В своем уничижении и чистосердечии брат Симеон способен был воскресить эти сказания. «Но еще больше, чем доблестного францисканца, напоминает он мне святого Иосифа Купертинского, о котором мы вчера говорили с посвященным.

Святой Иосиф, называвший себя братом Аном, был существом блаженным и нищим, столь ограниченным и скромным, что его гнали отовсюду. В течение всей жизни стучится он с мольбой во все монастыри, и всюду его отвергают. Блуждает, не будучи в состоянии исполнять работы даже самые низменные. Как в поговорке, все у него валится из рук, он ломает все, к чему ни прикоснется. Его посылают за водой — он, как в столбняке, бредет, углубленный в Господа, и приносит воду через месяц, когда все уже об этом позабыли.

Приютивший брата монастырь капуцинов изгоняет его. Растерянный, бесцельно странствует святой по городам, терпит неудачу в другом монастыре, где его поставили ходить за скотиной, которую он очень любит. Наконец, объятый непрерывным экстазом, он является необычайнейшим чудотворцем, изгоняет демонов, исцеляет недуги. Он — в одно и тоже время — и малоумный, и величественный, единый в летописях святости, и образ его есть живое доказательство, что скорее неведением, чем познанием, сливается с вечной мудростью душа».

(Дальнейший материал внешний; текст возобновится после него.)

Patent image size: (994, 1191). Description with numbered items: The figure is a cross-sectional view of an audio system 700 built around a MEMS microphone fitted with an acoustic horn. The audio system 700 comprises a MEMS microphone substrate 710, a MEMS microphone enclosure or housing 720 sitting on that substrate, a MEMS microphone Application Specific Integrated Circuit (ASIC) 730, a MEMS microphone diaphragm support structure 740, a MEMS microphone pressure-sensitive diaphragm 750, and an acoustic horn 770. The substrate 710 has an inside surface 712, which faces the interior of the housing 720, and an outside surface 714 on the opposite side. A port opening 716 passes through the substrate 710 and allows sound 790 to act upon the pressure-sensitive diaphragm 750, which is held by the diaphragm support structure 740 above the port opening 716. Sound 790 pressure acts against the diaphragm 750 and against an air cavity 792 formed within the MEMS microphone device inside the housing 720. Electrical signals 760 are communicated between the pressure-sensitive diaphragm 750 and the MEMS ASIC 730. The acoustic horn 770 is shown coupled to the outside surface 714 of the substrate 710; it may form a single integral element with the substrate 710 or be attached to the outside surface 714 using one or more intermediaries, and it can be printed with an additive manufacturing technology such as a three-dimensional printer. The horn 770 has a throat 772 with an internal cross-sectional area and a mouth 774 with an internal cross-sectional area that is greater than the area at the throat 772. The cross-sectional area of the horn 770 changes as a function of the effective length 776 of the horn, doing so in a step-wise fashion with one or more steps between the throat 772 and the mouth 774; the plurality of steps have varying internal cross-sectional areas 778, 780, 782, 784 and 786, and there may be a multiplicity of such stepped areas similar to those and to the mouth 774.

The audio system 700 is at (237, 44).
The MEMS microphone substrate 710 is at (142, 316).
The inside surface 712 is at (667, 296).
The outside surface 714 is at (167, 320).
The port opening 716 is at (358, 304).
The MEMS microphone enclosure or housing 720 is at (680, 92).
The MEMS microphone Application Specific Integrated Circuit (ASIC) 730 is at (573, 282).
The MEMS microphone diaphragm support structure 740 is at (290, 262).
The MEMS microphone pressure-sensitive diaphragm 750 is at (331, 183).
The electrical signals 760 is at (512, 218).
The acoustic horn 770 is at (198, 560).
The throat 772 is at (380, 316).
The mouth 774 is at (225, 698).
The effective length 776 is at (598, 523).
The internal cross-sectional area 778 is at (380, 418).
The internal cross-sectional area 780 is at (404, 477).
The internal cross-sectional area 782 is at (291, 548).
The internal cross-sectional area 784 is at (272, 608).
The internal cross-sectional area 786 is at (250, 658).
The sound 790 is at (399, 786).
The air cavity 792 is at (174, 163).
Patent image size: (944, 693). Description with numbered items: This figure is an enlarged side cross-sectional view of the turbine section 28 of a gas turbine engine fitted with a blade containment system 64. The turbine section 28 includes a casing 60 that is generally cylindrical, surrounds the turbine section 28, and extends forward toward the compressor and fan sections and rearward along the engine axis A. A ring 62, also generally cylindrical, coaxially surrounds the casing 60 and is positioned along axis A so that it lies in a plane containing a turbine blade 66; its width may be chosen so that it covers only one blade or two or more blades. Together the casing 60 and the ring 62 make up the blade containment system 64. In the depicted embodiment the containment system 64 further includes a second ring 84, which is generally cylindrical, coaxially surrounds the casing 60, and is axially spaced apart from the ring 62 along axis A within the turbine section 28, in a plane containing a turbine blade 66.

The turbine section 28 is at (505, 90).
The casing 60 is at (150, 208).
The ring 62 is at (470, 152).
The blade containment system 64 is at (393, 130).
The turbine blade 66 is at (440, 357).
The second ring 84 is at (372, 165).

И Дюрталь задумался над престарелым Симеоном. Брат тоже любит животных, так же преследует нечистого и творит исцеления своею святостью.

Исключительной кажется нищая, бесхитростная, открытая душа доблестного инока в такое время, когда все помышляют о корысти и сладострастии. Ему восемьдесят лет, а он с юности без послаблений прожил жизнью траппистов. Вероятно, даже не знает, когда и где, под какой широтой обитает — в Америке или во Франции, не прочел ни единой газеты, и не достигает его мирской шум.

Ему неведом вкус мяса или вина, он понятия не имеет о деньгах, не подозревает ни ценности их, ни значения; женщина для него пустой звук и, быть может, лишь в потехах боровов, да в поросящихся свиньях угадывает он сущность и последствия плотского греха.